Instantiate target whitelist
Running hydra.utils.instantiate() on config nodes from untrusted sources can
result in arbitrary code execution. This is a security risk because configs are
sometimes bundled with packages, models, checkpoints, or other downloaded
artifacts.
To address this, Hydra 1.4 deprecates resolving _target_ values unless
trusted Python code at the callsite also provides _target_whitelist_.
For the full API reference, see Instantiating objects with Hydra.
Update direct calls
If your code calls instantiate() directly, pass the targets that call is
expected to resolve:
from hydra.utils import instantiate
model = instantiate(cfg.model, _target_whitelist_="my_app.models.*")
Update wrapped calls
If another function calls instantiate() internally, put the whitelist around
that call. This is also useful when calling instantiate() multiple times with
the same whitelist.
from hydra.utils import target_whitelist
with target_whitelist("my_app.*"):
framework_function(cfg)
Framework authors
Framework authors should whitelist framework-owned targets around the internal
instantiate() calls that resolve framework config. Trust decisions for
application-owned targets should stay with the application.

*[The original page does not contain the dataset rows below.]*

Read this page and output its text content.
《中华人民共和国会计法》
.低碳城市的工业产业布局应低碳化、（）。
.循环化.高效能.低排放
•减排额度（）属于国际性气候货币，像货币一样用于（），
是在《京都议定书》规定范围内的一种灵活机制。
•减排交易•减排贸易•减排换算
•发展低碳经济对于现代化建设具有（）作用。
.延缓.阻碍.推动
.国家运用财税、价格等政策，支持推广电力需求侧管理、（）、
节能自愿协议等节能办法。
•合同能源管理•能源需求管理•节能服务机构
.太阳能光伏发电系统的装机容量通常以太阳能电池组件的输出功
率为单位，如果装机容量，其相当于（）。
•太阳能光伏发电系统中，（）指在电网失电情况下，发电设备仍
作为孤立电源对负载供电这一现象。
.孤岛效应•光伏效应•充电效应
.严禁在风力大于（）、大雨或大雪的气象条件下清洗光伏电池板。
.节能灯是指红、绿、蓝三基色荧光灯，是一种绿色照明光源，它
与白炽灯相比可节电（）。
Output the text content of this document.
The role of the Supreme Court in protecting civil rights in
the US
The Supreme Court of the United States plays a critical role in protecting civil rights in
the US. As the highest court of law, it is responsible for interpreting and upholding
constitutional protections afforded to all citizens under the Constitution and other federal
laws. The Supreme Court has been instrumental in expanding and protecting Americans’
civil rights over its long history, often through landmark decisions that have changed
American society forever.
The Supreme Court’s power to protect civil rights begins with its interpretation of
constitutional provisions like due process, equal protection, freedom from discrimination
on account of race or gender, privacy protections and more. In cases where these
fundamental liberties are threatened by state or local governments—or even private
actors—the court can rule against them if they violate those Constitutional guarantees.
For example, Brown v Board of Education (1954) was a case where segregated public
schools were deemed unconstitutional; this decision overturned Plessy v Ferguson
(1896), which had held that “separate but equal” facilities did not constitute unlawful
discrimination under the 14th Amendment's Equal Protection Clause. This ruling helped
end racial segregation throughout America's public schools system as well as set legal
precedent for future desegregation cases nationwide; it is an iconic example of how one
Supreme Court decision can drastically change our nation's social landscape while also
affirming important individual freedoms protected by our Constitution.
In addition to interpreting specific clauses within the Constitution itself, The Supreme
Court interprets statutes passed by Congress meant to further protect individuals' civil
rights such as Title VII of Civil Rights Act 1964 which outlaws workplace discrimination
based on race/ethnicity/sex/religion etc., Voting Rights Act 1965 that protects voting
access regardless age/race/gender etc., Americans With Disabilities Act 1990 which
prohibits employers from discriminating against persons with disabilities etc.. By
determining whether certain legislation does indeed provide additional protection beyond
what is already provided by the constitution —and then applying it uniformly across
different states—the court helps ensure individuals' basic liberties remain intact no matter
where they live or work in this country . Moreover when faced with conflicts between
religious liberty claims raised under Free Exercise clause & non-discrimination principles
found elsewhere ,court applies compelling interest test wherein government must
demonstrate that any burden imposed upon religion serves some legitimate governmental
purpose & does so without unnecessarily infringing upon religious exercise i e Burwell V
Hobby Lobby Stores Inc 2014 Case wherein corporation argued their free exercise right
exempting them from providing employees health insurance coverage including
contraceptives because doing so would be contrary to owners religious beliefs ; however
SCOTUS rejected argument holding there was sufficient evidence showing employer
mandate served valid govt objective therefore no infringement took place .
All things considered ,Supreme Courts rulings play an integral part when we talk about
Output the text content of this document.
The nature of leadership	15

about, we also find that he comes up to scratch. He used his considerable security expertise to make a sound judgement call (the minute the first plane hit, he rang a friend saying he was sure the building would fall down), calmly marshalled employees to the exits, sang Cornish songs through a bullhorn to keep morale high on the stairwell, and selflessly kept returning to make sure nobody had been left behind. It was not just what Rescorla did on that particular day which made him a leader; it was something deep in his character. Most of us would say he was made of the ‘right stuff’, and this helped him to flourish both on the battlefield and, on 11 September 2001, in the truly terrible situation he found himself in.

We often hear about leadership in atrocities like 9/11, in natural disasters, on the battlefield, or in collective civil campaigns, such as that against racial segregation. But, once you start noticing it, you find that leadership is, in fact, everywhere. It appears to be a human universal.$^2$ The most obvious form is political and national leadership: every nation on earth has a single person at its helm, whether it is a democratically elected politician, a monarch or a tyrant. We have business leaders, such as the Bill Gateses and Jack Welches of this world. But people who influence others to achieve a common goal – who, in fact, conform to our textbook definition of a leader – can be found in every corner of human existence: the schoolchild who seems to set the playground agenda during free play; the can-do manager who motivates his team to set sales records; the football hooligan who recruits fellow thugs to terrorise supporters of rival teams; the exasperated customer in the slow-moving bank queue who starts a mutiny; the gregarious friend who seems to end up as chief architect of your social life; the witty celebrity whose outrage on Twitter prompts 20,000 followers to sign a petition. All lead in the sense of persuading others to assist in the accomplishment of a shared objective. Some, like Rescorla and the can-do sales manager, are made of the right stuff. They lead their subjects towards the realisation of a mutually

If framework code
also instantiates application objects, the application can wrap the framework
call with its own whitelist.
For example, a framework can whitelist its own launcher target:
from hydra.utils import instantiate, target_whitelist
def train(cfg):
with target_whitelist("my_framework.*"):
launcher = instantiate(cfg.launcher)
model = instantiate(cfg.model)
launcher.run(model)
Application code can then add its own targets around the framework call:
with target_whitelist("my_app.*"):
train(cfg)
The inner framework whitelist adds my_framework.*; the outer application
whitelist adds my_app.*. The framework does not need to know which
application model targets are trusted.
Choose target patterns
Whitelist entries may be exact targets or package prefixes ending in .*.
The wildcard * by itself is not allowed.
Be careful with namespace packages and plugin namespaces. A whitelist entry such
as my_app.* allows any importable target under that Python namespace, including
modules contributed by other installed distributions. For shared namespaces,
prefer exact target names or narrower prefixes.
Legacy behavior
To preserve legacy all-target behavior, use UNSAFE_ALLOW_ALL_TARGETS
explicitly:
from hydra.utils import UNSAFE_ALLOW_ALL_TARGETS, instantiate
obj = instantiate(cfg.component, _target_whitelist_=UNSAFE_ALLOW_ALL_TARGETS)
Use this only when you intentionally want the old behavior.
Calling instantiate() without _target_whitelist_ still works in Hydra 1.4,
but it emits a deprecation warning when resolving _target_.
Legacy mode continues to use Hydra's target blocklist as defense-in-depth.